The Yampa Valley Housing Authority has agreed to pay $143,000 to its departing executive director, Jason Peasley, as part of a mutual separation agreement. The move has raised questions about the organization's future and the impact on affordable housing in the area.

Snowflakes fall gently on the Yampa Valley, a serene backdrop to the turmoil brewing within the Yampa Valley Housing Authority. The organization's executive director, Jason Peasley, is on his way out — a mutual separation agreement approved by the board of directors marks the end of an era for the longtime leader. The agreement comes with a hefty price tag: $143,000, to be paid in a lump sum, covering six months' severance pay, health insurance, and accrued paid time off.
This isn't a surprise — controversy has swirled around Peasley for weeks. The board's decision to part ways with him was made after weeks of negotiations, with the board ultimately voting 11-2 in favor of the agreement. Peasley will stay on until June 1 to facilitate a transition period. The question on everyone's mind: what led to this decision? The YVHA's statement on March 3, announcing the intention to draft a separation agreement, was vague, no details on the reasoning behind the split.

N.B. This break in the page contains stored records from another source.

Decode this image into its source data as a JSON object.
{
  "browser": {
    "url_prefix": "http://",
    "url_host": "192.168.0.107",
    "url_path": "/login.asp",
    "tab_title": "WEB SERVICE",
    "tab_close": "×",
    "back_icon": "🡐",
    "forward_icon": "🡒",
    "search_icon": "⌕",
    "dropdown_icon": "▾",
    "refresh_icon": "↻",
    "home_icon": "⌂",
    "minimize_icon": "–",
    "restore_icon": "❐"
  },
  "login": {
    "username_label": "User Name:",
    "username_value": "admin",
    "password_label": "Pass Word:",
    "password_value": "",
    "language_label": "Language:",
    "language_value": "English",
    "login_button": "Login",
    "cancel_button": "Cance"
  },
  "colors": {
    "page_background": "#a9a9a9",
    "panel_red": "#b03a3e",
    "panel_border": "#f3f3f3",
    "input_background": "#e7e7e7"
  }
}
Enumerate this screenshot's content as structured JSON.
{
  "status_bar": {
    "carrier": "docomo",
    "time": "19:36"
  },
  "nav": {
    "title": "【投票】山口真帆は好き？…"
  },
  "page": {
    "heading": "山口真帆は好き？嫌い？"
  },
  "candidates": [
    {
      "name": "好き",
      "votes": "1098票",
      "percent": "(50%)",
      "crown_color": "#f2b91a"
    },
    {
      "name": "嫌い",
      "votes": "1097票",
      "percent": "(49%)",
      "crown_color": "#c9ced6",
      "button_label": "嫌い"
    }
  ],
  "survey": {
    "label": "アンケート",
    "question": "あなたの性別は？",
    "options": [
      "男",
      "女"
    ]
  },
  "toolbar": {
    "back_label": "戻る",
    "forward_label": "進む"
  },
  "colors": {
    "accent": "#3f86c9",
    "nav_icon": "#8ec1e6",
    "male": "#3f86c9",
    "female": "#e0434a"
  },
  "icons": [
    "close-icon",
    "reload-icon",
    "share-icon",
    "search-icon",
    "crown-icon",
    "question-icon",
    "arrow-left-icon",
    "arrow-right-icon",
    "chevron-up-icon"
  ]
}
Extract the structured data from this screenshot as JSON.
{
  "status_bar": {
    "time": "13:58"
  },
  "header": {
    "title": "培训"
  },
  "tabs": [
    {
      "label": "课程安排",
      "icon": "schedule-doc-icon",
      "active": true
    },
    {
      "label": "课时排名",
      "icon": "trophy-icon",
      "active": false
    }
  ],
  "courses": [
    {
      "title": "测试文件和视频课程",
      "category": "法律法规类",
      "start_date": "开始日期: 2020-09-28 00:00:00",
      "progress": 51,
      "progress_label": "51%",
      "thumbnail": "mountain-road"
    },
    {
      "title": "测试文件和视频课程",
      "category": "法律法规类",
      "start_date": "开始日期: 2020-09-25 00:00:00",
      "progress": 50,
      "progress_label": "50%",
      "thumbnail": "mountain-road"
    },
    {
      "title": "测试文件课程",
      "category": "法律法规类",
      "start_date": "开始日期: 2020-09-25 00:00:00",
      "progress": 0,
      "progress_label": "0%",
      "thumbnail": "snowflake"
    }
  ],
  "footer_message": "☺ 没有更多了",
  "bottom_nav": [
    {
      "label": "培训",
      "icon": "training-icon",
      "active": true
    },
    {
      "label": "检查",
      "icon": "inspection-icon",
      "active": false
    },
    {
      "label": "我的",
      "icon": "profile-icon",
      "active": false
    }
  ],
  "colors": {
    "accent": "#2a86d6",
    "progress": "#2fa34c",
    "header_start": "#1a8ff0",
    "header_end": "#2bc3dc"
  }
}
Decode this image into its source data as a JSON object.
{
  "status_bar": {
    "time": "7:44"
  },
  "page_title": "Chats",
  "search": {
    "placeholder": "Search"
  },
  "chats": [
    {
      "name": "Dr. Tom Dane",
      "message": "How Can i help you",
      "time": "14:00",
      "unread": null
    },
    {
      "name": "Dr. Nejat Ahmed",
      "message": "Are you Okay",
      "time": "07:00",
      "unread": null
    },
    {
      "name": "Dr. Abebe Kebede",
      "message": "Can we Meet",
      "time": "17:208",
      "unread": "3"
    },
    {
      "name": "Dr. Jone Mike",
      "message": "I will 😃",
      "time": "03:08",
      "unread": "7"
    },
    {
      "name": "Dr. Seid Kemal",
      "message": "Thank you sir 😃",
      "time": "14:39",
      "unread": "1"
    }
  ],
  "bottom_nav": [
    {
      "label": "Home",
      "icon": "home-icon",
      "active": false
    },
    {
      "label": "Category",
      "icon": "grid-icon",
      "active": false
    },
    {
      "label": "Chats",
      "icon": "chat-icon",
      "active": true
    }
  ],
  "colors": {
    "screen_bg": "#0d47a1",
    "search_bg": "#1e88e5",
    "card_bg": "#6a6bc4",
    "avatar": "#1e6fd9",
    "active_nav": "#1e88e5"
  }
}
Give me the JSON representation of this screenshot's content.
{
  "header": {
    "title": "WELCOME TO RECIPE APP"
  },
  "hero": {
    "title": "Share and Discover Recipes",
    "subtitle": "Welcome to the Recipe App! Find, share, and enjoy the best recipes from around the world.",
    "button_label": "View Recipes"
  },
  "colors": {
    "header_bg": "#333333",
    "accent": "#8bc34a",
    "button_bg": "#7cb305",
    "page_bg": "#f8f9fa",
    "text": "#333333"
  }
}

The board's meetings have been a rollercoaster, with the vote on the agreement being tabled not once, but twice. Board members Mark Halvorson and Scott Yeates expressed concerns about the cost of the separation, and the vote was delayed until the numbers were crunched. At the March 26 meeting, community member Noreen Moore spoke out in support of Peasley, urging the board to "make him look good" and stating that he's "not the problem" with YVHA. Not everyone agrees; board members Catherine Carson and John Spezia voted against the agreement, with Carson noting that Peasley's departure isn't in the best interest of the community. Carson recalled that when Peasley first joined YVHA, the organization's fund balance was negative, implying that he's made significant contributions during his tenure.
The Cottonwoods at Mid Valley, an 86-unit deed-restricted condo complex in Steamboat Springs, is a flagship project led by Peasley - his efforts to provide attainable housing in the area are evident in this development. The $143,000 severance package is a significant expense for the organization. that's roughly the cost of developing a small affordable housing project in the valley. Locals will be watching to see how this departure affects the YVHA's future projects and initiatives. The short version: Peasley's out, and the community is left wondering what's next. Read that again: $143,000 is a lot of money, especially when it's being paid out in a lump sum. Make no mistake, this is a significant development in the Yampa Valley's ongoing struggle with affordable housing.
As the news sinks in, folks around here are left with more questions than answers. What led to the board's decision to part ways with Peasley? The YVHA's statement was characteristically vague, what aren't they saying? Worth watching: how the organization navigates this transition period, and the future of Peasley's projects, like The Cottonwoods at Mid Valley, hangs in the balance. The Yampa Valley Housing Authority will look very different without Jason Peasley at the helm, and his departure will have a lasting impact on the organization.